/example-compiler

A simple compiler for a simple imperative language, written in OCaml

Primary LanguageOCamlGNU General Public License v3.0GPL-3.0

A simple compiler for a simple imperative language targeting x86-64 assembly (for systems that follow the System V ABI, so most operating systems except Windows).

Running the compiler

The compiler relies on OCaml and the ocamlfind library. It is tested with OCaml versions 4.02.3 and 4.04.0, and ocamlfind 1.5.6 and 1.7.1. Ocamlfind can be installed via opam. If you have installed anything via Opam (for example, Merlin, or ocp-indent), ocamlfind is probably installed already. Opam installs everything into .opam in your home directory:

opam install ocamlfind

To compile the compiler run make in the src directory. This should produce compile.byte and interp.byte executables. Both take a single command-line argument: a source file name with the .expl extension. interp.byte runs the file, compile.byte compiles it, generating an x86-46 assembly .s file in nasm syntax.

Compiling target programs

First run make in the runtime directory to compile the very simple runtime library (using gcc).

On Linux, use nasm -f elf64 FILENAME.s to assemble the compiler's output for FILENAME. On Mac, use nasm -f macho64 --prefix _ FILENAME.s. Then use gcc COMPILER_DIR/runtime/io.o FILENAME.o -o FILENAME to link the program with the runtime library.
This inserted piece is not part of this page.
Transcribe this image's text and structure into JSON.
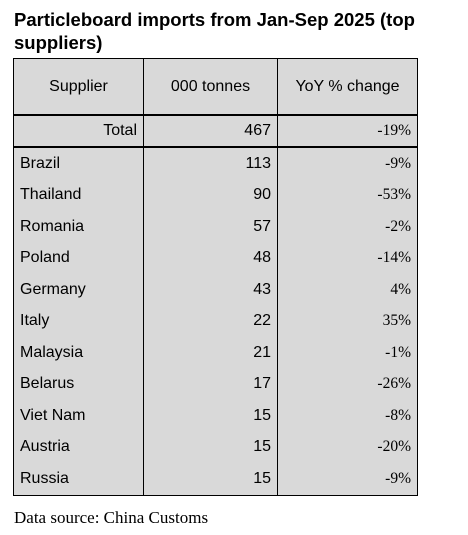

See the tests directory for some example programs.

The source language

Keywords are + - * / | & << < > = || && ! := do while if then else input output true false array return function let bool int

Identifiers are strings of letters, underscores, and digits (not starting with a digit) that are not keywords.

Numbers are sequences of digits that fit into a 64-bit signed integer.
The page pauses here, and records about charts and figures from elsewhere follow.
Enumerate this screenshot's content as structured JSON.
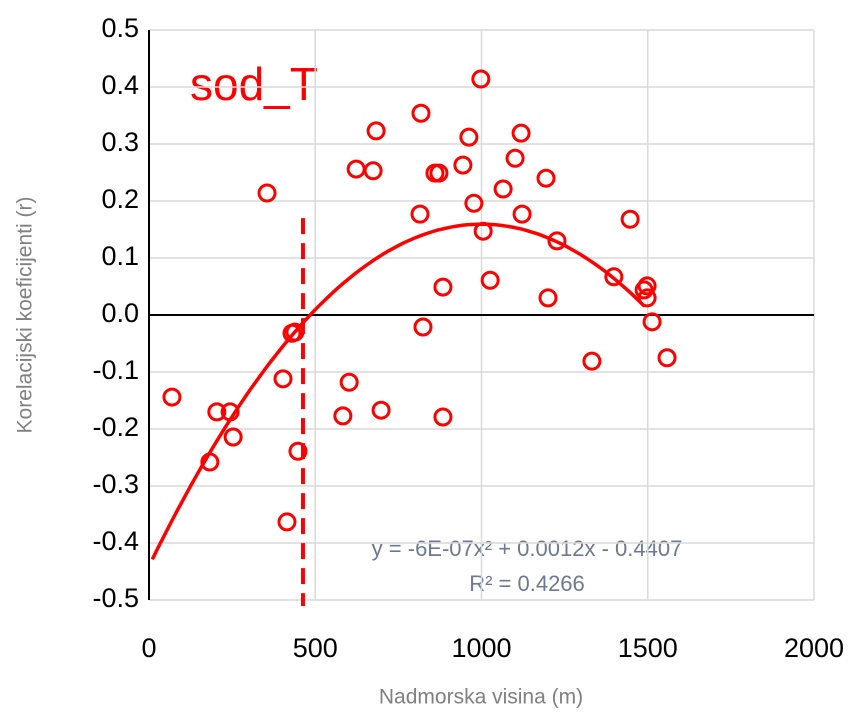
{
  "chart_data": {
    "type": "scatter",
    "annotation": "sod_T",
    "equation": "y = -6E-07x² + 0.0012x - 0.4407",
    "r_squared": "R² = 0.4266",
    "x_label": "Nadmorska visina (m)",
    "y_label": "Korelacijski koeficijenti (r)",
    "color": "#ff0000",
    "grid": true,
    "xlim": [
      0,
      2000
    ],
    "xticks": [
      0,
      500,
      1000,
      1500,
      2000
    ],
    "ylim": [
      -0.5,
      0.5
    ],
    "yticks": [
      0.5,
      0.4,
      0.3,
      0.2,
      0.1,
      {
        "value": 0,
        "label": "0.0"
      },
      -0.1,
      -0.2,
      -0.3,
      -0.4,
      -0.5
    ],
    "x": [
      69,
      183,
      204,
      244,
      253,
      355,
      403,
      415,
      430,
      439,
      448,
      583,
      602,
      623,
      674,
      683,
      698,
      818,
      815,
      824,
      860,
      872,
      884,
      884,
      944,
      962,
      977,
      998,
      1005,
      1026,
      1065,
      1101,
      1119,
      1122,
      1194,
      1200,
      1227,
      1332,
      1398,
      1447,
      1498,
      1489,
      1498,
      1513,
      1558
    ],
    "values": [
      -0.144,
      -0.258,
      -0.17,
      -0.17,
      -0.214,
      0.214,
      -0.112,
      -0.363,
      -0.032,
      -0.03,
      -0.239,
      -0.177,
      -0.118,
      0.256,
      0.253,
      0.323,
      -0.167,
      0.354,
      0.177,
      -0.021,
      0.249,
      0.249,
      0.049,
      -0.179,
      0.263,
      0.312,
      0.196,
      0.414,
      0.147,
      0.061,
      0.221,
      0.275,
      0.319,
      0.177,
      0.24,
      0.03,
      0.13,
      -0.081,
      0.067,
      0.168,
      0.03,
      0.044,
      0.051,
      -0.012,
      -0.075
    ],
    "trendline": {
      "coefficients": [
        -6e-07,
        0.0012,
        -0.4407
      ],
      "xlim": [
        10,
        1490
      ]
    },
    "vline": {
      "x": 463,
      "ytop": 0.17
    }
  }
}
Comments start with '//' and last until the end of the line.

All numerical operations are on signed, 2s complement 64-bit integers.
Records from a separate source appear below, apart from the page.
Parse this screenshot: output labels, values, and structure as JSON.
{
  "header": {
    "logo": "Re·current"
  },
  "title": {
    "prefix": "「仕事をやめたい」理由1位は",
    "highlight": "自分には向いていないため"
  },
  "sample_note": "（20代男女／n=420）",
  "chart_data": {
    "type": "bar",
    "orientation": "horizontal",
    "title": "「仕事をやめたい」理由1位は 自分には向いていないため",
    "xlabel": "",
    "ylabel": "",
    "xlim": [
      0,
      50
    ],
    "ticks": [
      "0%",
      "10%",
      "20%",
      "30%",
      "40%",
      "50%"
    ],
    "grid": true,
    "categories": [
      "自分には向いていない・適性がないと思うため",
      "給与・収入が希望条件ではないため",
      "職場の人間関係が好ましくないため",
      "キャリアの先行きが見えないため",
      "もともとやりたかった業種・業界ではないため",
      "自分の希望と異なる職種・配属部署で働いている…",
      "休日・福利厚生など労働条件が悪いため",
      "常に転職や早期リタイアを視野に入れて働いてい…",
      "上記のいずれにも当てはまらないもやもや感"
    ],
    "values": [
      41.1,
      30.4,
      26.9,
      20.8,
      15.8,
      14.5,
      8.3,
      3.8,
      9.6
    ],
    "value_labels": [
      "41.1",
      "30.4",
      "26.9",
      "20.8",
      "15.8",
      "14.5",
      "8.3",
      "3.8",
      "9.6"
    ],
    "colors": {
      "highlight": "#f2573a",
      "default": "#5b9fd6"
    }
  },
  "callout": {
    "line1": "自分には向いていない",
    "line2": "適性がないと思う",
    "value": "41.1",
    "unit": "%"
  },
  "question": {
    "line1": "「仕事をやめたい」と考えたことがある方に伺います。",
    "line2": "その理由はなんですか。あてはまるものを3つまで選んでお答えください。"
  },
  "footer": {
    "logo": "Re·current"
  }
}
Multi-dimensional arrays are supported. Array elements are 64-bit integers.

op ::=
| + --- Addition
| - --- Subtraction
| * --- Multiplication
| / --- Division
| | --- Bitwise or
| & --- Bitwise and
| << --- Left shift
| < --- Less than
| > --- Greater than
| = --- Equality
| || --- Logical or
| && --- Logical and

uop ::=
| ! --- Logical negation
| - --- Unary minus

indices ::=
| [ exp ] indices
| epsilon

args ::=
| exp
| exp , args

atomic_exp ::=
| identifier indices --- Variable use and array indexing
| identifier ( args ) --- Function call
| number --- Integer constant
| true --- Boolean constant
| false --- Boolean constant
| uop atomic_exp --- Unary operation
| array indices --- Array allocation
| ( exp ) --- Parenthesised expression

exp ::=
| atomic_exp op atomic_exp --- Binary operation
| atomic_exp

stmt ::=
| identifier indices := exp
| while exp stmt
| do stmt while exp
| if exp then stmt else stmt
| { stmts }
| input identifier
| output identifier
| return identifier

stmts ::=
| epsilon
| stmt stmts

typ ::=
| int --- a 64-bit signed integer
| bool --- a boolean
| array number --- an n dimensional array of 64-bit signed integers

params ::=
| ( identifier : type )
| ( identifier : type ) params

var_decs ::=
| epsilon
| let identifier : typ = exp var_decs

functions ::=
| epsilon
| function identifier params : typ { var_decs stmts } funcs

program ::=
| var_decs functions

Loading the compiler in utop

First build the compiler, by running make from the src directory. In utop load the packages that the compiler uses with the #require command:

#require "str";;

You can add this line to the .ocamlinit file in your home directory, so that you don't have to manually enter it each time you start a new utop session. The contents of .ocamlinit are run each time you start a new utop.

The OCaml compilation manager (ocamlbuild) stores all of the compiled OCaml sources in the _build directory, with the extension .cmo. The following tells utop to look there for source files.

#directory "_build";;

To load a particular module, for example, LineariseCfg, use the #load_rec command.

#load_rec "lineariseCfg.cmo";;

You can then open the module if you want (open LineariseCfg), or call functions directly (LineariseCfg.cfg_to_linear). Loading a compiled module in this way only gives you access to the values and functions that are exported in the corresponding .mli file. Often a good way to work on a file is to #load_rec all of the modules that it depends on, and then #use the file.